As Democrats celebrated their sweep in Richmond, promises were made by top officials to make the ERA a priority in 2020. "One thing we are going to need to do right away is pass the Equal Rights Amendment in Virginia," said state Senate Democratic leader Dick Saslaw, according to CNN. "It's high time we include the women of this country in the Constitution of the United States."
“Men and women should be treated equally under the law. It seems pretty basic, right?” Lisa Murkowski (R) and Ben Cardin (D) question in an op-ed they co-wrote earlier this year for The Washington Post. “We come from different ends of the political spectrum, but we agree that this needs to change.”
The two politicians go on to quote current and former Supreme Court Justices on both sides of the aisle, such as Justice Ruth Bader Ginsberg, a women’s rights pioneer and the second woman ever appointed to the U.S. Supreme Court, who put it simply: “Every constitution written since the end of World War II includes a provision that men and women are citizens of equal stature. Ours does not.”
The op-ed also quoted Justice Antonin Scalia during a 2011 interview, summing up the need for an Equal Rights Amendment. "Certainly the Constitution does not require discrimination on the basis of sex. The only issue is whether it prohibits it.

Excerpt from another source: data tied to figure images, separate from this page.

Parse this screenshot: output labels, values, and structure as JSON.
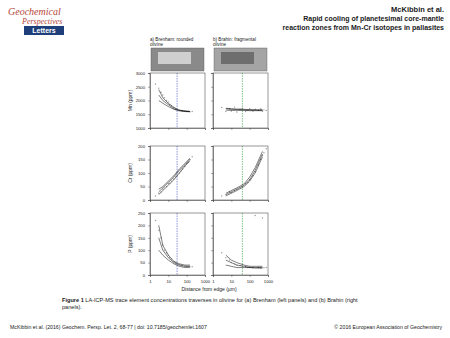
{
  "page": {
    "logo": [
      "Geochemical",
      "Perspectives",
      "Letters"
    ],
    "header": [
      "McKibbin et al.",
      "Rapid cooling of planetesimal core-mantle",
      "reaction zones from Mn-Cr isotopes in pallasites"
    ],
    "x_label": "Distance from edge (µm)",
    "caption_label": "Figure 1",
    "caption_lines": [
      " LA-ICP-MS trace element concentrations traverses in olivine for (a) Brenham (left panels) and (b) Brahin (right",
      "panels)."
    ],
    "footer_left": "McKibbin et al. (2016) Geochem. Persp. Let. 2, 68-77 | doi: 10.7185/geochemlet.1607",
    "footer_right": "© 2016 European Association of Geochemistry"
  },
  "chart_data": [
    {
      "type": "line",
      "title": [
        "a) Brenham: rounded",
        "olivine"
      ],
      "y_label": "Mn (ppm)",
      "log": "x",
      "tick_labels": "y",
      "xlim": [
        1,
        1000
      ],
      "xticks": [
        1,
        10,
        100,
        1000
      ],
      "ylim": [
        1000,
        3000
      ],
      "yticks": [
        1000,
        1500,
        2000,
        2500,
        3000
      ],
      "annotations": [
        {
          "x": 30,
          "color": "#3a4fc4",
          "line_style": "dashed"
        }
      ],
      "series": [
        {
          "type": "scatter",
          "color": "#9a9a9a",
          "marker": "circle",
          "x": [
            2,
            3,
            4,
            5,
            6,
            8,
            10,
            12,
            15,
            20,
            25,
            30,
            40,
            50,
            60,
            80,
            100,
            120,
            150,
            200
          ],
          "values": [
            2600,
            2450,
            2300,
            2200,
            2100,
            2000,
            1950,
            1850,
            1800,
            1750,
            1700,
            1680,
            1650,
            1640,
            1620,
            1620,
            1600,
            1610,
            1590,
            1600
          ]
        },
        {
          "type": "line",
          "color": "#000000",
          "line_style": "solid",
          "x": [
            3,
            5,
            10,
            20,
            40,
            80,
            150
          ],
          "values": [
            2400,
            2100,
            1900,
            1750,
            1650,
            1620,
            1600
          ]
        },
        {
          "type": "line",
          "color": "#000000",
          "line_style": "solid",
          "x": [
            3,
            5,
            10,
            20,
            40,
            80,
            150
          ],
          "values": [
            2200,
            2000,
            1850,
            1700,
            1640,
            1610,
            1600
          ]
        },
        {
          "type": "line",
          "color": "#000000",
          "line_style": "solid",
          "x": [
            3,
            5,
            10,
            20,
            40,
            80,
            150
          ],
          "values": [
            2000,
            1900,
            1780,
            1680,
            1620,
            1600,
            1590
          ]
        }
      ]
    },
    {
      "type": "line",
      "title": [
        "b) Brahin: fragmental",
        "olivine"
      ],
      "log": "x",
      "tick_labels": false,
      "xlim": [
        1,
        1000
      ],
      "xticks": [
        1,
        10,
        100,
        1000
      ],
      "ylim": [
        1000,
        3000
      ],
      "yticks": [
        1000,
        1500,
        2000,
        2500,
        3000
      ],
      "annotations": [
        {
          "x": 40,
          "color": "#2a9d3a",
          "line_style": "dashed"
        }
      ],
      "series": [
        {
          "type": "scatter",
          "color": "#9a9a9a",
          "marker": "circle",
          "x": [
            3,
            5,
            8,
            10,
            15,
            20,
            30,
            40,
            60,
            80,
            100,
            150,
            200,
            300,
            400,
            500,
            600,
            800
          ],
          "values": [
            1750,
            1600,
            1700,
            1620,
            1760,
            1580,
            1680,
            1720,
            1600,
            1650,
            1700,
            1620,
            1680,
            1640,
            1700,
            1610,
            1660,
            1640
          ]
        },
        {
          "type": "line",
          "color": "#000000",
          "line_style": "solid",
          "x": [
            5,
            10,
            20,
            50,
            100,
            200,
            500
          ],
          "values": [
            1700,
            1680,
            1670,
            1660,
            1650,
            1650,
            1650
          ]
        },
        {
          "type": "line",
          "color": "#000000",
          "line_style": "solid",
          "x": [
            5,
            10,
            20,
            50,
            100,
            200,
            500
          ],
          "values": [
            1650,
            1640,
            1640,
            1640,
            1630,
            1630,
            1630
          ]
        },
        {
          "type": "line",
          "color": "#000000",
          "line_style": "solid",
          "x": [
            5,
            10,
            20,
            50,
            100,
            200,
            500
          ],
          "values": [
            1720,
            1700,
            1690,
            1680,
            1670,
            1660,
            1660
          ]
        }
      ]
    },
    {
      "type": "line",
      "y_label": "Cr (ppm)",
      "log": "x",
      "tick_labels": "y",
      "xlim": [
        1,
        1000
      ],
      "xticks": [
        1,
        10,
        100,
        1000
      ],
      "ylim": [
        0,
        200
      ],
      "yticks": [
        0,
        50,
        100,
        150,
        200
      ],
      "annotations": [
        {
          "x": 30,
          "color": "#3a4fc4",
          "line_style": "dashed"
        }
      ],
      "series": [
        {
          "type": "scatter",
          "color": "#9a9a9a",
          "marker": "circle",
          "x": [
            2,
            3,
            4,
            5,
            6,
            8,
            10,
            12,
            15,
            20,
            25,
            30,
            40,
            50,
            60,
            80,
            100,
            120,
            150,
            200
          ],
          "values": [
            15,
            25,
            30,
            40,
            45,
            50,
            60,
            62,
            70,
            78,
            85,
            90,
            100,
            108,
            115,
            125,
            135,
            140,
            150,
            160
          ]
        },
        {
          "type": "line",
          "color": "#000000",
          "line_style": "solid",
          "x": [
            3,
            5,
            10,
            20,
            40,
            80,
            150
          ],
          "values": [
            30,
            45,
            65,
            85,
            110,
            130,
            150
          ]
        },
        {
          "type": "line",
          "color": "#000000",
          "line_style": "solid",
          "x": [
            3,
            5,
            10,
            20,
            40,
            80,
            150
          ],
          "values": [
            20,
            35,
            55,
            75,
            100,
            125,
            145
          ]
        },
        {
          "type": "line",
          "color": "#000000",
          "line_style": "solid",
          "x": [
            3,
            5,
            10,
            20,
            40,
            80,
            150
          ],
          "values": [
            40,
            50,
            70,
            90,
            115,
            135,
            155
          ]
        }
      ]
    },
    {
      "type": "line",
      "log": "x",
      "tick_labels": false,
      "xlim": [
        1,
        1000
      ],
      "xticks": [
        1,
        10,
        100,
        1000
      ],
      "ylim": [
        0,
        200
      ],
      "yticks": [
        0,
        50,
        100,
        150,
        200
      ],
      "annotations": [
        {
          "x": 40,
          "color": "#2a9d3a",
          "line_style": "dashed"
        }
      ],
      "series": [
        {
          "type": "scatter",
          "color": "#9a9a9a",
          "marker": "circle",
          "x": [
            3,
            5,
            8,
            10,
            15,
            20,
            30,
            40,
            60,
            80,
            100,
            150,
            200,
            300,
            400,
            500,
            600,
            800
          ],
          "values": [
            15,
            20,
            30,
            28,
            35,
            40,
            45,
            50,
            60,
            65,
            75,
            90,
            105,
            130,
            150,
            165,
            175,
            190
          ]
        },
        {
          "type": "line",
          "color": "#000000",
          "line_style": "solid",
          "x": [
            5,
            10,
            20,
            50,
            100,
            200,
            500
          ],
          "values": [
            20,
            30,
            40,
            55,
            75,
            110,
            170
          ]
        },
        {
          "type": "line",
          "color": "#000000",
          "line_style": "solid",
          "x": [
            5,
            10,
            20,
            50,
            100,
            200,
            500
          ],
          "values": [
            15,
            25,
            35,
            50,
            70,
            100,
            160
          ]
        },
        {
          "type": "line",
          "color": "#000000",
          "line_style": "solid",
          "x": [
            5,
            10,
            20,
            50,
            100,
            200,
            500
          ],
          "values": [
            25,
            35,
            45,
            60,
            85,
            120,
            180
          ]
        }
      ]
    },
    {
      "type": "line",
      "y_label": "P (ppm)",
      "log": "x",
      "tick_labels": true,
      "xlim": [
        1,
        1000
      ],
      "xticks": [
        1,
        10,
        100,
        1000
      ],
      "ylim": [
        0,
        250
      ],
      "yticks": [
        0,
        50,
        100,
        150,
        200,
        250
      ],
      "annotations": [
        {
          "x": 30,
          "color": "#3a4fc4",
          "line_style": "dashed"
        }
      ],
      "series": [
        {
          "type": "scatter",
          "color": "#9a9a9a",
          "marker": "circle",
          "x": [
            2,
            3,
            4,
            5,
            6,
            8,
            10,
            12,
            15,
            20,
            25,
            30,
            40,
            50,
            60,
            80,
            100,
            120,
            150,
            200
          ],
          "values": [
            220,
            180,
            150,
            120,
            100,
            90,
            80,
            70,
            65,
            55,
            50,
            45,
            42,
            40,
            38,
            36,
            35,
            35,
            34,
            33
          ]
        },
        {
          "type": "line",
          "color": "#000000",
          "line_style": "solid",
          "x": [
            3,
            5,
            10,
            20,
            40,
            80,
            150
          ],
          "values": [
            150,
            100,
            70,
            50,
            40,
            35,
            35
          ]
        },
        {
          "type": "line",
          "color": "#000000",
          "line_style": "solid",
          "x": [
            3,
            5,
            10,
            20,
            40,
            80,
            150
          ],
          "values": [
            100,
            80,
            60,
            45,
            35,
            30,
            30
          ]
        },
        {
          "type": "line",
          "color": "#000000",
          "line_style": "solid",
          "x": [
            3,
            5,
            10,
            20,
            40,
            80,
            150
          ],
          "values": [
            200,
            120,
            80,
            55,
            45,
            40,
            40
          ]
        }
      ]
    },
    {
      "type": "line",
      "log": "x",
      "tick_labels": "x",
      "xlim": [
        1,
        1000
      ],
      "xticks": [
        1,
        10,
        100,
        1000
      ],
      "ylim": [
        0,
        250
      ],
      "yticks": [
        0,
        50,
        100,
        150,
        200,
        250
      ],
      "annotations": [
        {
          "x": 40,
          "color": "#2a9d3a",
          "line_style": "dashed"
        }
      ],
      "series": [
        {
          "type": "scatter",
          "color": "#9a9a9a",
          "marker": "circle",
          "x": [
            3,
            5,
            8,
            10,
            15,
            20,
            30,
            40,
            60,
            80,
            100,
            150,
            200,
            300,
            400,
            500,
            600,
            800
          ],
          "values": [
            90,
            70,
            60,
            50,
            45,
            40,
            38,
            35,
            33,
            30,
            32,
            30,
            240,
            30,
            28,
            230,
            29,
            30
          ]
        },
        {
          "type": "line",
          "color": "#000000",
          "line_style": "solid",
          "x": [
            5,
            10,
            20,
            50,
            100,
            200,
            500
          ],
          "values": [
            60,
            50,
            40,
            35,
            30,
            30,
            30
          ]
        },
        {
          "type": "line",
          "color": "#000000",
          "line_style": "solid",
          "x": [
            5,
            10,
            20,
            50,
            100,
            200,
            500
          ],
          "values": [
            40,
            35,
            30,
            30,
            30,
            28,
            28
          ]
        },
        {
          "type": "line",
          "color": "#000000",
          "line_style": "solid",
          "x": [
            5,
            10,
            20,
            50,
            100,
            200,
            500
          ],
          "values": [
            80,
            60,
            50,
            40,
            35,
            35,
            35
          ]
        }
      ]
    }
  ]
}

It doesn’t.”
The main question now is whether or not Congress will remove the deadline, which technically passed in 1982. The next step in the process to repeal the deadline includes a yet-to-be-scheduled House Judiciary Committee markup that could possibly take place within the coming weeks, though the ERA could hit a major roadblock if Senate majority leader Mitch McConnell (R) refuses to allow a vote. Some supporters say that the 27th Amendment shows that Congress shouldn’t have even imposed a deadline on the proposed amendment in the first place. Taking this all into consideration it’s very possible the decision will ultimately end up in front of the Supreme Court, but only time will tell.